This School Worries and My Brain resource is a free printable PDF poster that helps children, kids, and young people understand what happens in their brain when they feel anxious about school. It explains school anxiety in a clear, child-friendly way, using simple language and visuals to show how worry affects thoughts, feelings, behaviour, and decision making.
The poster introduces the idea of a brain alarm, worry brain, and thinking brain. It explains how, when a child feels scared or unsafe at school, their brain switches into protection mode. This can lead to fight, flight, freeze, or angry responses, difficulty listening or thinking, and behaviour the child may later regret. It also shows how worry can sit at a lower level, where a child feels uneasy, expects something bad to happen, and needs adult support to slow their thoughts down. The green zone explains what it feels like when the thinking brain is working and the child feels calm enough to learn, cope, and ask for help.

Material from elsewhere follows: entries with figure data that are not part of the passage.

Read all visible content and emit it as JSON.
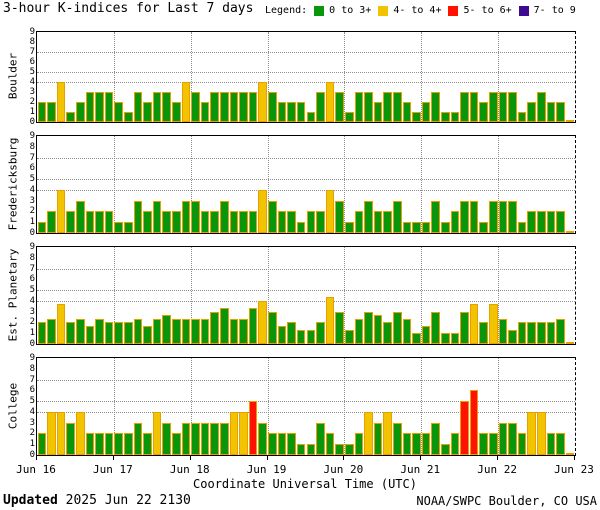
{
  "title": "3-hour K-indices for Last 7 days",
  "legend": {
    "label": "Legend:",
    "items": [
      {
        "label": "0 to 3+",
        "color": "#0A960A"
      },
      {
        "label": "4- to 4+",
        "color": "#F2C300"
      },
      {
        "label": "5- to 6+",
        "color": "#FF1200"
      },
      {
        "label": "7- to 9",
        "color": "#3D0A91"
      }
    ]
  },
  "x_axis": {
    "label": "Coordinate Universal Time (UTC)",
    "ticks": [
      "Jun 16",
      "Jun 17",
      "Jun 18",
      "Jun 19",
      "Jun 20",
      "Jun 21",
      "Jun 22",
      "Jun 23"
    ]
  },
  "y_axis": {
    "ticks": [
      0,
      1,
      2,
      3,
      4,
      5,
      6,
      7,
      8,
      9
    ],
    "gridlines": [
      4,
      5,
      7
    ]
  },
  "footer": {
    "updated_label": "Updated",
    "updated_value": " 2025 Jun 22 2130",
    "credit": "NOAA/SWPC Boulder, CO USA"
  },
  "colors": {
    "green": "#0A960A",
    "yellow": "#F2C300",
    "red": "#FF1200",
    "purple": "#3D0A91",
    "bar_border": "#E8A000",
    "grid": "#909090"
  },
  "chart_data": {
    "type": "bar",
    "title": "3-hour K-indices for Last 7 days",
    "xlabel": "Coordinate Universal Time (UTC)",
    "ylim": [
      0,
      9
    ],
    "interval_hours": 3,
    "bars_per_day": 8,
    "days": [
      "Jun 16",
      "Jun 17",
      "Jun 18",
      "Jun 19",
      "Jun 20",
      "Jun 21",
      "Jun 22",
      "Jun 23"
    ],
    "color_rule": "K<4- green, 4- to 4+ yellow, 5- to 6+ red, 7- to 9 purple; final 0.2 entries are the partial unfinished interval",
    "series": [
      {
        "name": "Boulder",
        "values": [
          2,
          2,
          4,
          1,
          2,
          3,
          3,
          3,
          2,
          1,
          3,
          2,
          3,
          3,
          2,
          4,
          3,
          2,
          3,
          3,
          3,
          3,
          3,
          4,
          3,
          2,
          2,
          2,
          1,
          3,
          4,
          3,
          1,
          3,
          3,
          2,
          3,
          3,
          2,
          1,
          2,
          3,
          1,
          1,
          3,
          3,
          2,
          3,
          3,
          3,
          1,
          2,
          3,
          2,
          2,
          0.2
        ]
      },
      {
        "name": "Fredericksburg",
        "values": [
          1,
          2,
          4,
          2,
          3,
          2,
          2,
          2,
          1,
          1,
          3,
          2,
          3,
          2,
          2,
          3,
          3,
          2,
          2,
          3,
          2,
          2,
          2,
          4,
          3,
          2,
          2,
          1,
          2,
          2,
          4,
          3,
          1,
          2,
          3,
          2,
          2,
          3,
          1,
          1,
          1,
          3,
          1,
          2,
          3,
          3,
          1,
          3,
          3,
          3,
          1,
          2,
          2,
          2,
          2,
          0.2
        ]
      },
      {
        "name": "Est. Planetary",
        "values": [
          2,
          2.33,
          3.67,
          2,
          2.33,
          1.67,
          2.33,
          2,
          2,
          2,
          2.33,
          1.67,
          2.33,
          2.67,
          2.33,
          2.33,
          2.33,
          2.33,
          3,
          3.33,
          2.33,
          2.33,
          3.33,
          4,
          3,
          1.67,
          2,
          1.33,
          1.33,
          2,
          4.33,
          3,
          1.33,
          2.33,
          3,
          2.67,
          2,
          3,
          2.33,
          1,
          1.67,
          3,
          1,
          1,
          3,
          3.67,
          2,
          3.67,
          2.33,
          1.33,
          2,
          2,
          2,
          2,
          2.33,
          0.2
        ]
      },
      {
        "name": "College",
        "values": [
          2,
          4,
          4,
          3,
          4,
          2,
          2,
          2,
          2,
          2,
          3,
          2,
          4,
          3,
          2,
          3,
          3,
          3,
          3,
          3,
          4,
          4,
          5,
          3,
          2,
          2,
          2,
          1,
          1,
          3,
          2,
          1,
          1,
          2,
          4,
          3,
          4,
          3,
          2,
          2,
          2,
          3,
          1,
          2,
          5,
          6,
          2,
          2,
          3,
          3,
          2,
          4,
          4,
          2,
          2,
          0.2
        ]
      }
    ]
  }
}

This resource supports children and young people who experience school anxiety, school worries, school avoidance, or school refusal. It is especially useful for children who struggle with emotional regulation, anxiety, or overwhelming feelings linked to school environments. It can also support neurodivergent children, including those with ASD or ADHD, who may experience heightened stress or threat responses at school.

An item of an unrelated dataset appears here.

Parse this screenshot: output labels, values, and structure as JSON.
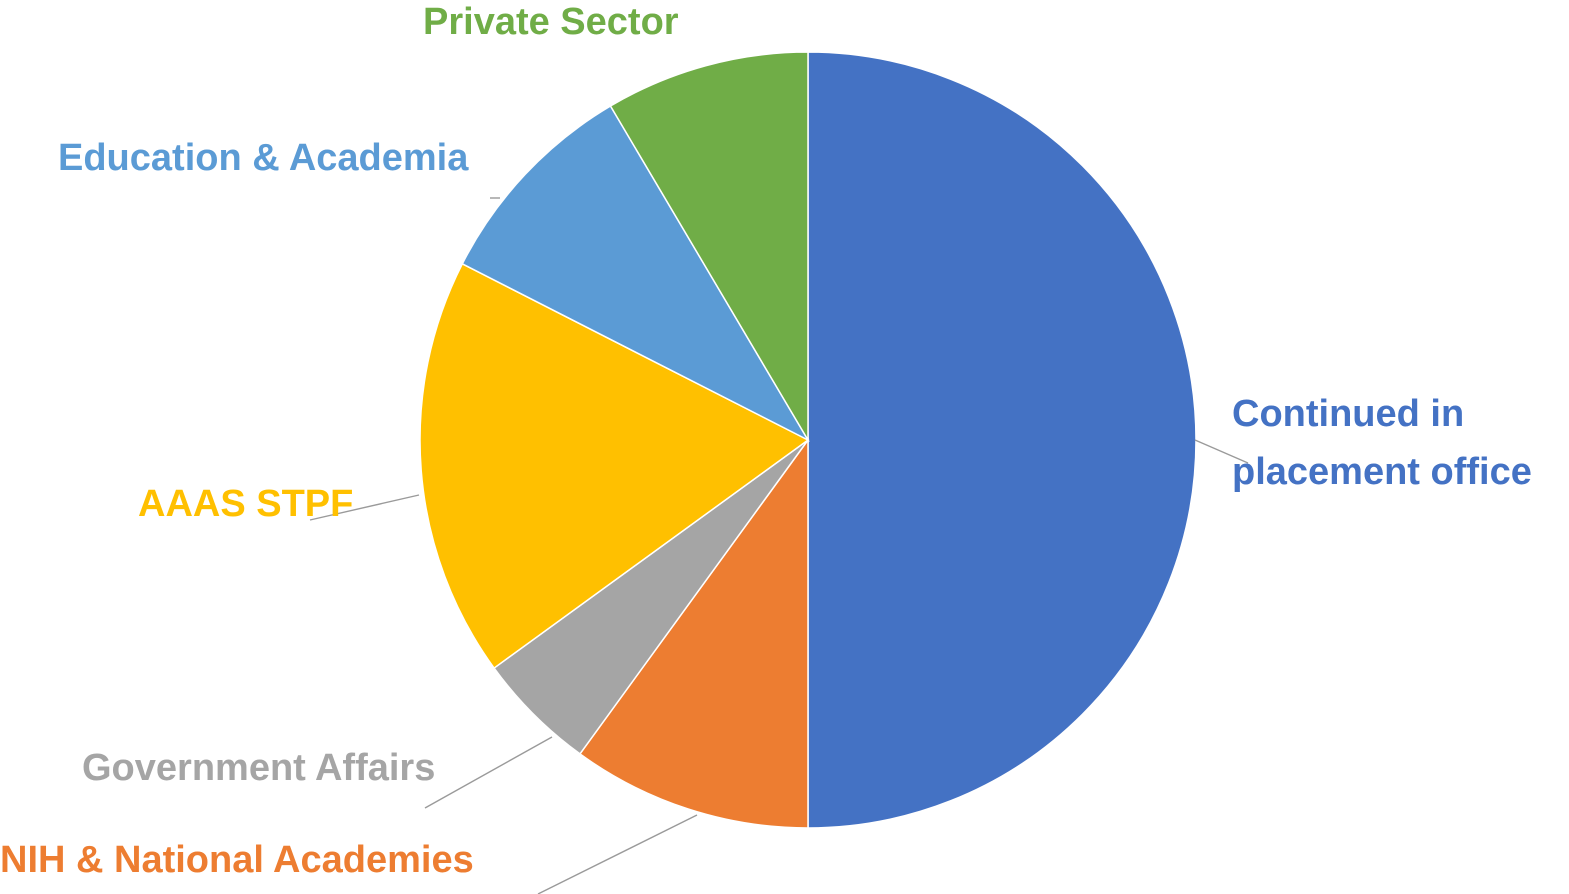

The poster is helpful for parents, carers, foster carers, adoptive parents, teachers, teaching assistants, social workers, and other professionals working with children and families. It can be used at home, in schools, or in therapeutic and support settings to start conversations, build emotional understanding, and reduce shame around anxiety and behaviour linked to school stress.
The resource is designed as a visual support and psychoeducation tool. It does not include worksheets or activities but works well alongside emotional wellbeing work, anxiety support, and behaviour support plans.